The Great Scrape: AI has quietly been scraping your data for years

Artificial intelligence (AI) companies are extensively collecting publicly available internet data, a process known as data scraping, to train their models. This encompasses a wide range of user-generated content, including social media posts, photos, comments, location data, and click patterns. Such data is utilized to develop capabilities like facial recognition, language models that mimic human writing styles, movement algorithms, and detailed psychological profiles.

Recent research highlights the significant scale of this practice, with studies indicating that nearly all leading AI models have been trained using scraped data from the open web and social media users. Despite the widespread use of their content, a substantial majority of social media users, estimated at over 75%, remain unaware that their public posts contribute to AI model training.
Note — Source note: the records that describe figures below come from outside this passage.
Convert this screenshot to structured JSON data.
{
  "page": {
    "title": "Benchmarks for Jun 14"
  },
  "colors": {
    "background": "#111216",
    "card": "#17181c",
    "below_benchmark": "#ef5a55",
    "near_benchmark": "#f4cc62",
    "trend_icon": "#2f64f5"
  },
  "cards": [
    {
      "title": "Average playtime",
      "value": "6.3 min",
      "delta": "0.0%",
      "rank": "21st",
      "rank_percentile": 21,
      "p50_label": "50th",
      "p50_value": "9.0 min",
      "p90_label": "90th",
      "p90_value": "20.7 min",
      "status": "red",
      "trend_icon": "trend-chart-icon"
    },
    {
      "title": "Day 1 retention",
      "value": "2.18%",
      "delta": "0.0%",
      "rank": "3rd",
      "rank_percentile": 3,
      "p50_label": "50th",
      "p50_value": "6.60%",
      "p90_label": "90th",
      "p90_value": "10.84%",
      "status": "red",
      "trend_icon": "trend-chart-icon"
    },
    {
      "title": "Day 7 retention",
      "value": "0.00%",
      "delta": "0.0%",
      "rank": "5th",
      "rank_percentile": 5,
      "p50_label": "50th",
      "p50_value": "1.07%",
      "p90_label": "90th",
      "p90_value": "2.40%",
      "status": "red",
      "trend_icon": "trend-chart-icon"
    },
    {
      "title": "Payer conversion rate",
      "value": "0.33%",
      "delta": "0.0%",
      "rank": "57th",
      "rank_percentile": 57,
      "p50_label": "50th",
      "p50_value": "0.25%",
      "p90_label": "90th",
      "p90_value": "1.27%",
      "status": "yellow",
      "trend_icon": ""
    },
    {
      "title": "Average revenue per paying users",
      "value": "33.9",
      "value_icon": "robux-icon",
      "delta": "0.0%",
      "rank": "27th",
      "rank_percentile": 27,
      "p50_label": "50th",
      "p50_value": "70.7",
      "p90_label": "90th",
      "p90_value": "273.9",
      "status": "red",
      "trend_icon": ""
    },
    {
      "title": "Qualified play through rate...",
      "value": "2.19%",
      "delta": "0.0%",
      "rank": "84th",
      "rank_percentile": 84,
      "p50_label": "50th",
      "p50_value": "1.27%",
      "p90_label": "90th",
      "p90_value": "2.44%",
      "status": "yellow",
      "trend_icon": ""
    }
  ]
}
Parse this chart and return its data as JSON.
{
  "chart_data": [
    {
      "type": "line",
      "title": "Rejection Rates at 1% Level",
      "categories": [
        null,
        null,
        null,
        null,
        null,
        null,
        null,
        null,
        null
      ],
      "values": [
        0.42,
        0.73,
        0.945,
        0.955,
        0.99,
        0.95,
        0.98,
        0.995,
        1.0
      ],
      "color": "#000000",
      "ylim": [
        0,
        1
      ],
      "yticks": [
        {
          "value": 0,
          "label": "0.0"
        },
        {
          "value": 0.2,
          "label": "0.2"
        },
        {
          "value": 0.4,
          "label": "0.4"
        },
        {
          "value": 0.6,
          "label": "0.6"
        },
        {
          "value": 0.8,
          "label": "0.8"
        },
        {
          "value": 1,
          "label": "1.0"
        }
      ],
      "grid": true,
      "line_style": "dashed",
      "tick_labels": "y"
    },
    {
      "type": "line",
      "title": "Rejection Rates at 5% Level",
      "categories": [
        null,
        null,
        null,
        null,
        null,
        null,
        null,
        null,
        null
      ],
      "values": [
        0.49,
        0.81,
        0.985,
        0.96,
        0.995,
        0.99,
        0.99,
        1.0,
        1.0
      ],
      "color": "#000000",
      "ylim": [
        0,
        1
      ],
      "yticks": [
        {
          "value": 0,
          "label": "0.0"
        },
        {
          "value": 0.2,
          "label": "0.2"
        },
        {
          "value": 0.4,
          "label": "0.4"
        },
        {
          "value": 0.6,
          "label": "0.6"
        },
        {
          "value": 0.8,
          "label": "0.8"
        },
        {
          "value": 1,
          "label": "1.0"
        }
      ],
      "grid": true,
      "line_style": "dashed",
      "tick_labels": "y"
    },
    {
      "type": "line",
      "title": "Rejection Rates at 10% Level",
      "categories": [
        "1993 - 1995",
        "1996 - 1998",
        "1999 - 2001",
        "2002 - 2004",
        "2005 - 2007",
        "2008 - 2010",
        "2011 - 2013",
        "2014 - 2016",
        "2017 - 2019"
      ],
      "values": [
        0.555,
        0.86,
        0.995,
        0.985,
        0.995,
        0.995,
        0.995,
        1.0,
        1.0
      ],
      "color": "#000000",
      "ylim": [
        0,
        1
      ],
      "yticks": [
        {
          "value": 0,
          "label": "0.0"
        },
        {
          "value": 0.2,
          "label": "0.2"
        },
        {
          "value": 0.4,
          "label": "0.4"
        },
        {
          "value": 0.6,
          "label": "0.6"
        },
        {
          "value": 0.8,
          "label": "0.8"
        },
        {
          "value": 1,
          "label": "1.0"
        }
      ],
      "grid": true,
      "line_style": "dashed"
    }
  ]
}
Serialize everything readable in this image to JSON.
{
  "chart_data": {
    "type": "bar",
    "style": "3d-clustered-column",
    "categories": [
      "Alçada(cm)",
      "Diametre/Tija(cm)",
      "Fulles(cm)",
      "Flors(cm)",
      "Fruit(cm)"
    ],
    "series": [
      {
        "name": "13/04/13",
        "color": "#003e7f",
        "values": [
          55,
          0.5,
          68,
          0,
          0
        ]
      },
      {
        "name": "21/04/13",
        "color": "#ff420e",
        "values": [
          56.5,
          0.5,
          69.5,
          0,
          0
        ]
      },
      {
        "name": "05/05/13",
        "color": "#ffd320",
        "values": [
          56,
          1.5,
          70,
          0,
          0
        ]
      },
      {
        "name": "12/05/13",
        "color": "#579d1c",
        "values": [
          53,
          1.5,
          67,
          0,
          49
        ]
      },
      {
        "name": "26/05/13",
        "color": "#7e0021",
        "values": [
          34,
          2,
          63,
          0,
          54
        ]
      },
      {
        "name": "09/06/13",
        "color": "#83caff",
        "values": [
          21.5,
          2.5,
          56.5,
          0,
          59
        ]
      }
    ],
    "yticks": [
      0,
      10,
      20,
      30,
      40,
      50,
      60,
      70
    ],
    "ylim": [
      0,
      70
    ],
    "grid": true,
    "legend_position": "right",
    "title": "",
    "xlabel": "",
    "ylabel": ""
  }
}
The implications of this data collection extend to personal privacy and digital identity. Experts suggest that AI scraping fundamentally alters digital privacy by eliminating "privacy by obscurity," transforming indexed posts into permanent data points for behavioral prediction or likeness recreation. This can contribute to "Identity Syntheticism," where scraped voices and faces might be used to create deepfakes and facilitate social engineering. Platforms' terms of service often grant them licenses to use user content for purposes including AI model development, as seen with companies like Meta and X (formerly Twitter). One analysis from 2025 found that nearly all major social media platforms were using user content for AI training by default.

While major platforms collect extensive user data, they also offer mechanisms for users to limit its use. Users are increasingly encouraged to strengthen their digital hygiene to manage their online footprint.

Key actions individuals can take include:

* **Adjusting Privacy Settings:** Setting all social media accounts to private, disabling facial recognition features, and refraining from posting real-time location data.

* **Managing App Permissions:** Regularly reviewing and revoking camera, microphone, and contact access for unused applications.

* **Controlling Online Footprint:** Utilizing tools to remove personal information from search results, using alias email addresses to prevent cross-platform identity linking, and declining analytics cookies.

* **Platform-Specific Measures:** Users can submit objection forms on platforms like Facebook to limit AI training data use, protect their accounts on X to prevent new data from feeding AI, and pause activity tracking on Google services. LinkedIn also offers full opt-out options for generative AI improvement.

* **Operating System Settings:** On iOS, users can disable cross-app tracking, limit location services, restrict photo access, and turn off personalized ads and analytics sharing. Android users can delete advertising IDs, pause web and app activity, and disable Gemini AI activity and location history.

* **Advanced Protection:** Some experts recommend "data poisoning" tools like Glaze or Nightshade, which add invisible noise to images to confuse AI models without affecting human viewing.

Experts emphasize that keeping social media accounts private is a crucial first step, particularly for platforms like Facebook and Instagram. They also advise caution regarding "sharenting," the practice of parents sharing images of their children online, due to the potential for a massive, unchosen digital footprint that could lead to impersonation or abuse in the future. The widespread nature of AI data scraping underscores the evolving landscape of digital privacy and the need for greater user awareness and proactive management of online data.